About The Role
As a Network Architect on the Cluster Architecture Team, you will work closely with the vendors, internal networking teams and industry peers to develop best-in-class interconnect architecture of the current and future generations of the Cerebras AI clusters. You will be responsible for developing proof-of-concept of new network designs and features enabling resilient and reliable network for AI workloads. The role will require cross-functional collaboration and interaction with diverse hardware components (e.g., network devices and the Wafer-Scale Engine) as well as software at several layers of the stack, from host-side networking to cluster-level coordination. The role also requires understanding of network monitoring systems and network debugging methodologies.
Responsibilities
- Design AI/ML and HPC Clusters.
- Identify and address performance or efficiency bottlenecks, ensuring high resource utilization, low latency, and high throughput communication.

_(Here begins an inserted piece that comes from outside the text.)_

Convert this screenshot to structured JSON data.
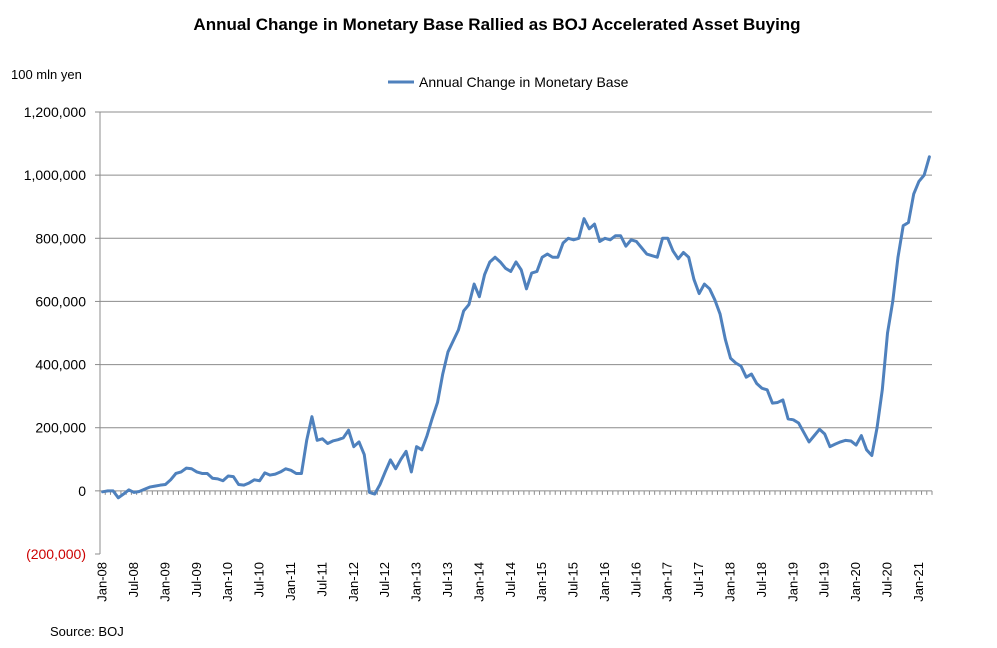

- Drive technical projects involving multiple teams, various software and hardware components coming together to realize advanced Networking technologies.
- Bring effective communication skills.
- Collaborate with vendors and industry peers to drive network hardware and feature roadmap.
- Represent Cerebras in industry forums.
- Central point of contact for any network reliability issues.
Skills & Qualifications
- Ph.D. in Computer Science or Electrical Engineering + 10 years industry experience or Master’s in CS or EE + 15 years industry experience.
- 8+ Years of experience in large scale network designs in WAN or Datacenter.
- Extensive experience debugging networking issues in large distributed systems environment with multiple networking platforms and protocols.
- Experience of managing and leading multi-phase and multi-team projects.
- Networking platforms like Juniper, Arista, Cisco, Open box architectures (Sonic, FOBSS).
- Networking protocols like RoCE, BGP, DCQCN, PFC, Streaming telemetry.
- Familiarity with automation languages like Python, or Go.
- Familiarity with Network visibility and management systems.